Having just done a study for a client, I must admit most newspaper websites are significantly better than broadcast sites, usually because of the quality of the story-telling. There are some exceptions. I think the NOS, BBC and DR are examples of public broadcasters who do provide depth to their on-line presence, doing more than just repurposing a TV story. But the vast majority of radio and TV sites are just trying to persuade you to switch off the monitor and go and look at their station's output. Golden Raspberry Prizes for the most disappointing websites? Radio France Internationale - a 130 million Euro operation with a truly terrible website. Al Jazeera English gets my vote for the most disappointing TV website. There is great, unique material on their TV service - you try and find it on the web!
This excellent post (as usual) from Cory Bergman of Lost Remote confirms my findings - she just says it better.
Better reporting and writing. Simple as that,” writes Harry Jessell in TVNewsday, who points out the obvious that nearly all local TV sites lack the depth and breadth of newspaper sites. But what about video? “That’s fine. But unless the news clips contain some really compelling video, I just as soon read about it on the newspaper website. A still photo of a fire or accident is sometimes just as good as video—sometimes better,” he writes.
He’s right. A vast majority of a local TV site’s visitors are still reading text and looking at slide shows, not watching video — 80% or more, in my own experience. Strategically, video is still critically important, but TV sites will never compete with newspapers (on average) unless the quality and quantity of text coverage and photos improve.
There are two root problems, as we’ve written about many times before. The first is the fact that broadcast scripts are not appropriate to read online. They must be rewritten, usually by a web producer because the reporter A) “doesn’t have time” or B) can’t write. From a financial perspective, the time rewriting this script is a wasted cost. Reporters should write their own web stories — multiple updates throughout the day if needed — following AP style. (The only exception is breaking news against deadline, but they should be communicating new developments.)
The second is the misguided notion that a TV station’s web staff is there just to repurpose TV stories with a few extras here and there. As a result, TV sites are oppressively heavy on crime/fires/accidents and feature thin TV versions of newspaper and AP stories. Weekly franchise segments are just clutter — they’re not produced frequently enough to sustain their respective content sections online. And many TV-designed sweeps stories look silly when rewritten for the web. Oh, but there’s video!
Web staffs should be producing their own original content — not long features or investigative pieces (for now), but topical, wire-style stories (and slide shows, snappy blog posts and data-driven content) that fill the gaps left by TV coverage. What gaps, you say? On a daily basis, TV ignores stories that 1) have boring video 2) are too far away 3) don’t fit the story mix of a newscast 4) can’t be covered because of a lack of resources… etc. But an enterprising web producer can pick up the phone and turn a one-page story in an hour or two.
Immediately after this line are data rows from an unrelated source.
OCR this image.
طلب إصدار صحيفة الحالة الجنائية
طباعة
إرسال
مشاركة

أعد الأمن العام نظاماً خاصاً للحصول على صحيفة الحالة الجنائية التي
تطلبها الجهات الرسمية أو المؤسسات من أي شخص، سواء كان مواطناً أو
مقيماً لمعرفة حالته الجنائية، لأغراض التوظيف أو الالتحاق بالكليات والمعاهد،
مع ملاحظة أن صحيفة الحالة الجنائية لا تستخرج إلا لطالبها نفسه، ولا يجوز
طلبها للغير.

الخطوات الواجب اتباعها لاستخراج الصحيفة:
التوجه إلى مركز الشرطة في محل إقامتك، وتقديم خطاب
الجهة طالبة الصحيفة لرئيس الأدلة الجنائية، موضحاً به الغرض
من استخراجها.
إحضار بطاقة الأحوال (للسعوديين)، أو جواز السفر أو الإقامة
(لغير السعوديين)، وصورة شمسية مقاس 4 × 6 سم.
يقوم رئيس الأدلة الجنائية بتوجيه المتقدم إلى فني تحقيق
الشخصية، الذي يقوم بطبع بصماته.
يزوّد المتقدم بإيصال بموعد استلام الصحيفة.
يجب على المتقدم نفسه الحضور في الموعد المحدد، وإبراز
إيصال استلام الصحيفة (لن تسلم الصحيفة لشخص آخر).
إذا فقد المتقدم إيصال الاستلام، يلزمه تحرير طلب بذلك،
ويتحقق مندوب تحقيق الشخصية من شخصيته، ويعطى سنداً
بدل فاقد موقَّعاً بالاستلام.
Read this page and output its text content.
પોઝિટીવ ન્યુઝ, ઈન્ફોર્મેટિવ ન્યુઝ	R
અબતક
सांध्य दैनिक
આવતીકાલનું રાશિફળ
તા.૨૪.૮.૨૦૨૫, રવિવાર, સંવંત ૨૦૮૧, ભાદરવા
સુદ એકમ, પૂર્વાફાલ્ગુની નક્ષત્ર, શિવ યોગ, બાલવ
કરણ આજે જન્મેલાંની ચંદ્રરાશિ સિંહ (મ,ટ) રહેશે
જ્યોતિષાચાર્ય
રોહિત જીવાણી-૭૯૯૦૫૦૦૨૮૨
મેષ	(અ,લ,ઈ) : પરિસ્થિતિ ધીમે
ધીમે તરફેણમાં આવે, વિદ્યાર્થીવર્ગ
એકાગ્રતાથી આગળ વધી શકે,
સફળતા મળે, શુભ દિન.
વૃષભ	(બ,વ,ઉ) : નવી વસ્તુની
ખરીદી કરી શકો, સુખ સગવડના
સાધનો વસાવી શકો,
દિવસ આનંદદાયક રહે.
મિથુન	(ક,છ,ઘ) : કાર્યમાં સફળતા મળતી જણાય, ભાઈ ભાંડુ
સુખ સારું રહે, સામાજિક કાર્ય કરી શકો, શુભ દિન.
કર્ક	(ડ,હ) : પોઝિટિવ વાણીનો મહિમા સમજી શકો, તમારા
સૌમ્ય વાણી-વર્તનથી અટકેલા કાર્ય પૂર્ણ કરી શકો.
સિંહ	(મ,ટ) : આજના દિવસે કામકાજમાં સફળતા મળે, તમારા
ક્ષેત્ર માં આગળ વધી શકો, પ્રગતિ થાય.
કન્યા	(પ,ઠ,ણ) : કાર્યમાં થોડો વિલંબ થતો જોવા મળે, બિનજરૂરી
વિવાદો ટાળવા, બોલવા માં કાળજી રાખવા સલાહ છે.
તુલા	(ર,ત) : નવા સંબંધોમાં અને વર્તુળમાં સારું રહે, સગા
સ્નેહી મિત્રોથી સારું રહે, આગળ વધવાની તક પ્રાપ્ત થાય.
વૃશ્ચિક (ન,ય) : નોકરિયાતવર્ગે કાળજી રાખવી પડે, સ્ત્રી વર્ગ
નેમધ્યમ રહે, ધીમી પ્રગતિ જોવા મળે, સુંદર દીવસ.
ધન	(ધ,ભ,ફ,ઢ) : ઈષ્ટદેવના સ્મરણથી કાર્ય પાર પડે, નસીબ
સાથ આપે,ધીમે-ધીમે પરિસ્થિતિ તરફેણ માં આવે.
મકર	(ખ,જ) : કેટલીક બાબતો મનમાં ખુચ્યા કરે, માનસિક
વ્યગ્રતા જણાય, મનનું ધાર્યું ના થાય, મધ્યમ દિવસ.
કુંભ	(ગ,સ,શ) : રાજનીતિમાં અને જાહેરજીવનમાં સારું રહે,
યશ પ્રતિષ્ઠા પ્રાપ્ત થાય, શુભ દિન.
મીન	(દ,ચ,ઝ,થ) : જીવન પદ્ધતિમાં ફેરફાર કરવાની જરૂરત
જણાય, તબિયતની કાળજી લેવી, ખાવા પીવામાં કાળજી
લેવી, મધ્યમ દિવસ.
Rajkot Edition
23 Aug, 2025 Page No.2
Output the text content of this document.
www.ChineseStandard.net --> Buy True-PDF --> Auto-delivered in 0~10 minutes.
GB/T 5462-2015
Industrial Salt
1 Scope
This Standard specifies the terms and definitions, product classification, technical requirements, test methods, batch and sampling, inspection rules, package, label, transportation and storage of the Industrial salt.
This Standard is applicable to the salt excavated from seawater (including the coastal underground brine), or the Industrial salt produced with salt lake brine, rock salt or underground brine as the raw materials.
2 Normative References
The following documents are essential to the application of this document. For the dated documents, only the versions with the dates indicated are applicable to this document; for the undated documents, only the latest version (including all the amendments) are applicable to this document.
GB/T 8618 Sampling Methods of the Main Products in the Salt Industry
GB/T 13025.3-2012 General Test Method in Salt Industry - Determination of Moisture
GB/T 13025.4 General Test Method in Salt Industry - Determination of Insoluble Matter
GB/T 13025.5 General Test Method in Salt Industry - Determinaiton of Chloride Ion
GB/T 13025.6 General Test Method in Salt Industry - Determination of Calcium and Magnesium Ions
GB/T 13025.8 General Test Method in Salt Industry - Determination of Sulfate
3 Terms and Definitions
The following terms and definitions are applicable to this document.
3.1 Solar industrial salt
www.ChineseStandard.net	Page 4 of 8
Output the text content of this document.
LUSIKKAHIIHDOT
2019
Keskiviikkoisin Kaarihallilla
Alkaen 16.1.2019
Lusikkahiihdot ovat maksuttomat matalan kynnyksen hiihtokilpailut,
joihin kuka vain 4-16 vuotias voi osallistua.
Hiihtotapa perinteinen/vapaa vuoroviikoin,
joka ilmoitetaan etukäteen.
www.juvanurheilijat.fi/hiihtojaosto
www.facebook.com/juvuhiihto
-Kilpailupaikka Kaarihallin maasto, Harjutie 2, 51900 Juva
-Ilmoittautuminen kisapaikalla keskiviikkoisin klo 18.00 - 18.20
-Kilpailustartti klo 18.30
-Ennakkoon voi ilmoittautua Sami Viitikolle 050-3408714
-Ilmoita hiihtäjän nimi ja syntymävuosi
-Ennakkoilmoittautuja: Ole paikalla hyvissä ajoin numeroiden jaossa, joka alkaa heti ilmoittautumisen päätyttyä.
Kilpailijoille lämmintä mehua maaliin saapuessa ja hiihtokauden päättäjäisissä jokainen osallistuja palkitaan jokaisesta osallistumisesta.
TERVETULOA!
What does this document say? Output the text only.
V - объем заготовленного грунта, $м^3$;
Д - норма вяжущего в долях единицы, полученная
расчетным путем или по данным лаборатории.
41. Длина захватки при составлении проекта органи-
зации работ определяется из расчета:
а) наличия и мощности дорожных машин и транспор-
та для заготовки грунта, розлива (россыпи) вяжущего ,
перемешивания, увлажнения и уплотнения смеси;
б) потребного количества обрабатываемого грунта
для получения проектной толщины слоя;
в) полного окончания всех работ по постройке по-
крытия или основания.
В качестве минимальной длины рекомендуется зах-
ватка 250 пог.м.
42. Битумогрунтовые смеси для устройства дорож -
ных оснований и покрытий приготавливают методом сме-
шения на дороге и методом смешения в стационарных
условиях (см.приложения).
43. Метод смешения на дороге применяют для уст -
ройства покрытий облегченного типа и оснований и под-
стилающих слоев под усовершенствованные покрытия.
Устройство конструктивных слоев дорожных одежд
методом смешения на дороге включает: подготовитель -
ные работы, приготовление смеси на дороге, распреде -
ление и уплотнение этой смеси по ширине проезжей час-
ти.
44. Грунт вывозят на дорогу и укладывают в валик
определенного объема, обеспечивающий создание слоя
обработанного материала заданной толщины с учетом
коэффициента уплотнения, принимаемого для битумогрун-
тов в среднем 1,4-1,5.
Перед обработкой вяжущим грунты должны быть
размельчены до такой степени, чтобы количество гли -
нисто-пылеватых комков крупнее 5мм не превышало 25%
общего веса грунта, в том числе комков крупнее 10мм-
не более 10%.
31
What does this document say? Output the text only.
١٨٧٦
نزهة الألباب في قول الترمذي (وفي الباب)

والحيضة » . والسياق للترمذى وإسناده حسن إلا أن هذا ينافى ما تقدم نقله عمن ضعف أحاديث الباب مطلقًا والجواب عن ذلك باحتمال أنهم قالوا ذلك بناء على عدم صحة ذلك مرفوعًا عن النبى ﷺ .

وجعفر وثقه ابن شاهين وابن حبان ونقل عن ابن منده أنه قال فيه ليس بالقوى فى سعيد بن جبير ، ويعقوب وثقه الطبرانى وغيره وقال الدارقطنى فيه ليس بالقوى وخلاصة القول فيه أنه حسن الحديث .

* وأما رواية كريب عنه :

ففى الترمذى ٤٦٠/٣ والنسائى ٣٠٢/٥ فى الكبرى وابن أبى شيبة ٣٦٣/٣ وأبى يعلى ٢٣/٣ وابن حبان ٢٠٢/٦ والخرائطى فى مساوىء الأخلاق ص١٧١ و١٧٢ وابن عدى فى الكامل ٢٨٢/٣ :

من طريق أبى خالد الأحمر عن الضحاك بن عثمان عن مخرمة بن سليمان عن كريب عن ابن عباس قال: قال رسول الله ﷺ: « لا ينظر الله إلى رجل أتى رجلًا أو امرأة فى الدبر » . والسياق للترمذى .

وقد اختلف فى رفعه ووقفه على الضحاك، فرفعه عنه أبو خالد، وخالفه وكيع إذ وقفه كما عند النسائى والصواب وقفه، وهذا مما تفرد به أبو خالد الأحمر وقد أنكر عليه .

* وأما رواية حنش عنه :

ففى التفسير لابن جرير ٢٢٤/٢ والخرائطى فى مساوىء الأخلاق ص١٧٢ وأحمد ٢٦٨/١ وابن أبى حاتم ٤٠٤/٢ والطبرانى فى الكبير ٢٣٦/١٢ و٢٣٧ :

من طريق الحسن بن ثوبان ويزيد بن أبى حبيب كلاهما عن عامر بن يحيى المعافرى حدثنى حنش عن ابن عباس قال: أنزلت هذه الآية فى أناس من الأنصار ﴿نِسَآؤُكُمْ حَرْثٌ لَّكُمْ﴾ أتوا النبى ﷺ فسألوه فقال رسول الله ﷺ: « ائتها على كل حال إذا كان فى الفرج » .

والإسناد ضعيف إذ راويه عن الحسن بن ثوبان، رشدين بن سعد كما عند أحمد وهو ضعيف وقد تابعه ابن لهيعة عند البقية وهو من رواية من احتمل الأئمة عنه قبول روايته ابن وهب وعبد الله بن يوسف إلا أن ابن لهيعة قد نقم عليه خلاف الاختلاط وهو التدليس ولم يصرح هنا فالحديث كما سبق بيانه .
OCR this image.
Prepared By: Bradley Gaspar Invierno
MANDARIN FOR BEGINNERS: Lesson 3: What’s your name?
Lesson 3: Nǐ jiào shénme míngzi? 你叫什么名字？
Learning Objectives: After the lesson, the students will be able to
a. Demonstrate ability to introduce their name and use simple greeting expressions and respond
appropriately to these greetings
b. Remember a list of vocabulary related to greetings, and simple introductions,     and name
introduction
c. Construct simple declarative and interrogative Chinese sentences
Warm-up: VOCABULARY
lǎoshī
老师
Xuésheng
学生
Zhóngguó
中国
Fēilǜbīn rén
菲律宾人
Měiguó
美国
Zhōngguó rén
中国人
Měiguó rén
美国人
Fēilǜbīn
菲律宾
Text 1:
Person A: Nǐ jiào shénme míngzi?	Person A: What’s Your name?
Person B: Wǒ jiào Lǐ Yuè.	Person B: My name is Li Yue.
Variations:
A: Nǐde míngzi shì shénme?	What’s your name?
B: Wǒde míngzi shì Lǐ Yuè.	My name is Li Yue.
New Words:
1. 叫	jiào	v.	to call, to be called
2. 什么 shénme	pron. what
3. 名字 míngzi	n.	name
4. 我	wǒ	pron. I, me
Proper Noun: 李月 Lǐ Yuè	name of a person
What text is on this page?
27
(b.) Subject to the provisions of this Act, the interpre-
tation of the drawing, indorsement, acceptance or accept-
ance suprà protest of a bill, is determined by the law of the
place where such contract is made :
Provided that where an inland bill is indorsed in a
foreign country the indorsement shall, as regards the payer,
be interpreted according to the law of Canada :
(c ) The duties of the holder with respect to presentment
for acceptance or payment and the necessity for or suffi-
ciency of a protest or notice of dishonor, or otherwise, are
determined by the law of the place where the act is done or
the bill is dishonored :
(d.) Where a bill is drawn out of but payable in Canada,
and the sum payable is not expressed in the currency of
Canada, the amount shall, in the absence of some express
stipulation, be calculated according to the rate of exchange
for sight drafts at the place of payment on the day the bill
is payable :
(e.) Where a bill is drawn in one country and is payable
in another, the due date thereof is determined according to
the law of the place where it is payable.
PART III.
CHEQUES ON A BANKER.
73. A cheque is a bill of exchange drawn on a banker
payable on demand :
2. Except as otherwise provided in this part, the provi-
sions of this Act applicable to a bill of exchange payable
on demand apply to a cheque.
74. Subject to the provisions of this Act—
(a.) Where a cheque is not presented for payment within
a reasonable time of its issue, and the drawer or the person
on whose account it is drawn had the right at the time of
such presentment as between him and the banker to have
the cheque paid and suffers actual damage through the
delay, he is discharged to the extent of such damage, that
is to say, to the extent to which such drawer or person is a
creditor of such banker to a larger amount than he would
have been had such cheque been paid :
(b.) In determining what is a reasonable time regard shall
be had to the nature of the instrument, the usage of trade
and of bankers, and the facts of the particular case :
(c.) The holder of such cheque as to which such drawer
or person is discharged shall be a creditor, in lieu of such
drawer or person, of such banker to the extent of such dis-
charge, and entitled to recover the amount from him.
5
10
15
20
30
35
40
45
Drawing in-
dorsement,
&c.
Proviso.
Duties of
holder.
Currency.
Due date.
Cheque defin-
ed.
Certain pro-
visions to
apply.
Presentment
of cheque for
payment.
To get there, stations must shift more human resources to the web. “If stations intend to stay in that game and challenge the newspapers for local dominance, they had better start beefing up their stable of local editors, reporters and columnists—and showcasing them,” writes Jessell. “Perhaps it’s time to raid the newspaper for talent rather than another station.”
Good advice. Because TV sites can’t depend on breaking news, video and weather coverage to stay competitive in the months and years to come. Newspapers are getting faster at breaking news, and they’re starting to shoot video. Weather is gradually slipping away to portals and other pure plays. And online advertisers are hungry for categories like health, travel and sports. If local TV sites want to excel in the years to come, they have to take it to the next level. And expanded coverage is one place to start.